La paciencia del sediento
Tanto
tiempo vagando por una tierra inhóspita, el sol clavado en el cielo, asustando
a las nubes para que no le oculten a nuestros ojos, ninguna vegetación, tierra
marrón, seca, enormes extensiones de campo baldío, árido, pedregoso a veces,
inabarcable con la vista. Te podrías perder en él a los cinco minutos de
llegar. Sin agua. Sin animales para aplacar nuestro apetito. Andar y andar de
noche, dormir de día, montar las tiendas, desmontarlas al anochecer y plegarlo
todo. Y andar, andar, horas y horas bajo la noche sombría.
Las
estrellas nos guían y alumbran nuestros ciegos pasos. Bestias se ocultan
bajo los granos de arena. Serpientes. De las que te ven y se ponen de pie,
mirándote desafiantes. Te miran, te examinan, te tantean para ver cuáles son
tus intenciones. Si te mueves estás perdido. Si te quedas quieto, llega un
momento en que al dejar de verte como una amenaza, pero no corresponder con sus
gustos gastronómicos, vuelven grupas y se van.
Y
tras ese susto, esperando el siguiente. Tormentas. No de agua truenos
relámpagos, claro, sino de arena. Paredes de mucha altura que se lo comen todo
a su paso. Si te alcanza una de esas, igualmente estás perdido. Su fuerza es
tal que te absorbe, te obliga a girar, te lanza, te desplaza para caer en cualquier
sitio, y el resultado es que puede hurtarte la vida, sin timideces u otras
consideraciones: ante una tormenta de arena no sobreviven privilegios, solo casas
bien construidas. Son los tornados del vacío. Eolo colérico, Ra mirando hacia
otro lado.
Sin
embargo, tiene algo el desierto que hechiza. Mires por donde mires, ves la nada
o tal vez el todo que le espera a la Tierra en un futuro cercano. Planetas
inhóspitos que nunca veremos, pero que sin duda se parecen a esta inmensidad de
obstinada sequedad. Aridez, pero vida, mucha vida oculta bajo los interminables
pedregales. Y qué decir de esas imágenes que se proyectan en el horizonte pero
a las que nunca llegamos por más que apuremos el paso. Suelen representar
promesas de agua abundante y vegetación con frescos frutos que aplacarían la
sed de la multitud que hoy somos. La mente utiliza el desierto para proyectar
sus deseos, que aquí se resumen en tres: agua, comida, descanso.
La
amiga que me acompaña desde hace tiempo no puede más. Había sido una jornada
muy dura entre piedras, el viento no paró de frenar la marcha pues pegaba de
frente en medio de la noche. La aurora se plantó ante nuestra vista de la forma
más inesperada, aunque deseada, pues por fin podríamos descansar unas horas. La
muchedumbre reclama aplacar sus necesidades. Yo tampoco puedo más. Llevo la
lengua pegada al paladar, y el agua que cargamos en vasijas escasea y debe
racionarse. Ella se cae de cansancio y debilidad.

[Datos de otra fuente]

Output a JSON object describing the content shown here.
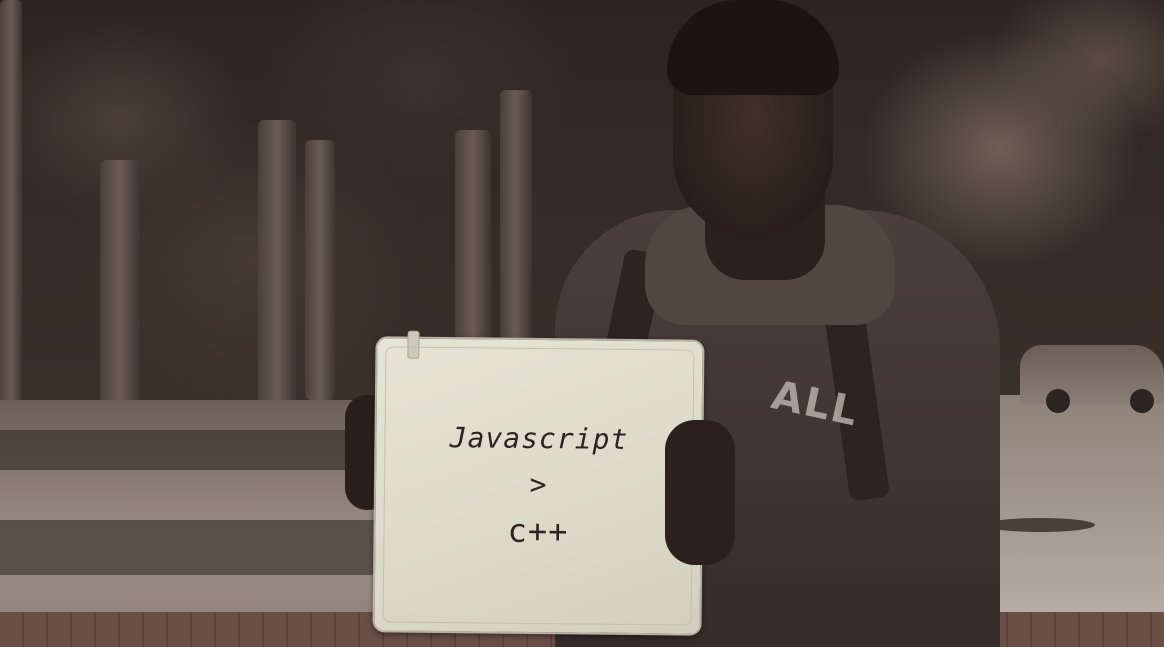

-No llores, pequeña. Ya estamos llegando –dijo
el anciano que caminaba trabajosamente apoyado en su viejo cayado mientras
oteaba el horizonte con sus ojos expertos.
-¡No!
¡No estamos llegando! ¡Llevamos casi cuarenta años llegando! ¡Y no me llames
pequeña, que estoy con la menopausia, Moisés, joder!
Cuarenta
años atravesando desiertos. Eso es viajar. Lo demás son tonterías.
¿Podríamos
nosotros hoy emprender un viaje semejante? Algo sí tenemos en común con ellos:
el agua sigue siendo el mayor de los tesoros y la desertización una amenaza que
se extiende poco a poco hasta engullirnos. Preparémonos para apreciar al menos la belleza del escenario que se acerca. Ya viene.